Pour une meilleure compréhension de la ligne de fuite idéologique et historique de la représentation des relations entre monde indien et monde blanc chez Aimard, il nous semble utile de faire un retour sur la profondeur historique du « problème indien ».

 

Devenue épopée nationale pour le peuple américain, la conquête de l’ouest et l’avancée du front pionnier firent émerger un discours littéraire qui s’est peu à peu incarné dans un auteur, Fenimore Cooper. Mais si la littérature s’est emparée de cette histoire, et a pu contribuer à la constitution d’une «mythologie» mettant en scène les différents protagonistes, peuples indiens d’une part, et missionnaires puis colons euro-américains d’autre part, elle a avant tout constitué une réalité historique sur laquelle il nous faut revenir.

 

La conquête : des premiers moments au milieu du XIXème siècle

 

Plusieurs solutions s’offrent à qui voudrait reconstituer l’histoire de la conquête du continent américain par les Européens. La première consiste à faire appel aux nombreux témoignages écrits dont on dispose depuis les premiers voyageurs ayant abordé les côtes du Nouveau Monde jusqu’aux colons venus à la fin du XIXème siècle s’installer en Californie. Cette source pléthorique fut largement utilisée pour la constitution d’une histoire officielle, mais elle n’en offre pas moins une vision partielle et parcellaire de la conquête, en ne donnant, bien sûr, que le point de vue des colons.

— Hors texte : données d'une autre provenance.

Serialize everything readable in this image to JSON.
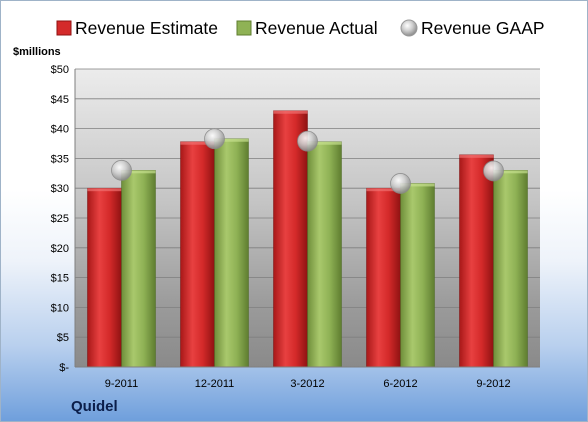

Une autre perspective consiste à tenter de recréer le climat dans lequel est intervenue l’apparition de l’homme blanc sur le continent américain et à essayer de comprendre ce qu’elle a entraîné comme bouleversements dans les structures psychologiques, sociales, politiques et culturelles des peuples amérindiens. Cette idée, née de la reconsidération de l’Indien inaugurée au XXème siècle, est à l’origine d’ouvrages dont l’intérêt est de prendre en compte ce que les peuples amérindiens ont pu penser, imaginer et faire pendant cette longue période de dépossession de leurs territoires et de destruction de leurs sociétés.[1]

 

L’histoire du continent américain ne commence pas à la fin du XVème siècle avec l’arrivée des premiers voyageurs européens. Bien qu’encore difficile à reconstituer, l’histoire de cette partie du monde avant l’arrivée des Européens est aujourd’hui de mieux en mieux connue grâce aux recherches archéologiques et historiques. Probablement venus du continent asiatique par le détroit de Béring à une période glaciaire, les peuples amérindiens ont, au cours des siècles, occupé l’espace qui leur était offert du Canada à l’Amérique centrale, jusqu’à composer une multitude de peuples dispersés à travers le continent. Adoptant des croyances diverses mais non-exclusives, les différentes sociétés indiennes semblent avoir eu des contacts entre elles depuis les origines. Comme le note James Wilson :

 

« les nombreuses similitudes entre diverses mythologies, croyances et cérémonies indiennes sont la preuve que les sociétés précolombiennes, bien loin d’avoir été encalminées dans une sorte de préhistoire immuable et intemporelle, étaient ouvertes, dynamiques et pleines de vitalité, et qu’elles adoptaient pragmatiquement les pratiques culturelles les unes des autres. »[2]

 

Cette diversité des croyances indiennes s’explique par l’enracinement des mythes originels indiens dans l’environnement naturel. Ce qui nous permet de comprendre la tolérance des Indiens envers les croyances qu’ils ne partagent pas : selon leur mode de pensée, si les étrangers croient en d’autres dieux et en d’autres récits de la création, c’est parce qu’ils viennent d’ailleurs et qu’ils ont dû forcément expliquer l’apparition du monde à leur façon.[3]

 

« Depuis l’époque de Christophe Colomb, l’aptitude des Amérindiens à syncrétiser deux réalités – à accepter que des peuples différents aient des vérités différentes, à penser que deux affirmations puissent être vraies chacune à leur façon – a toujours déconcerté et agacé des Européens élevés dans la croyance en une vérité unique et monolithique. »[4]

 

Face à cet Indien à la fois placide et tolérant, les premiers missionnaires arrivés d’Europe pour convertir ces « impurs » se sont heurtés à une impossibilité : faire accepter comme seules crédibles des croyances qui n’entamaient en rien les leurs. Habitués à voir co-exister plusieurs conceptions du monde et à s’imprégner d’elles, les différents sociétés indiennes n’ont pu adopter le christianisme comme religion unique. Ceci est d’ailleurs probablement une des raisons qui expliquent l’échec de l’évangélisation des Indiens d’Amérique du Nord, au-delà de simples aspects culturels et psychologiques.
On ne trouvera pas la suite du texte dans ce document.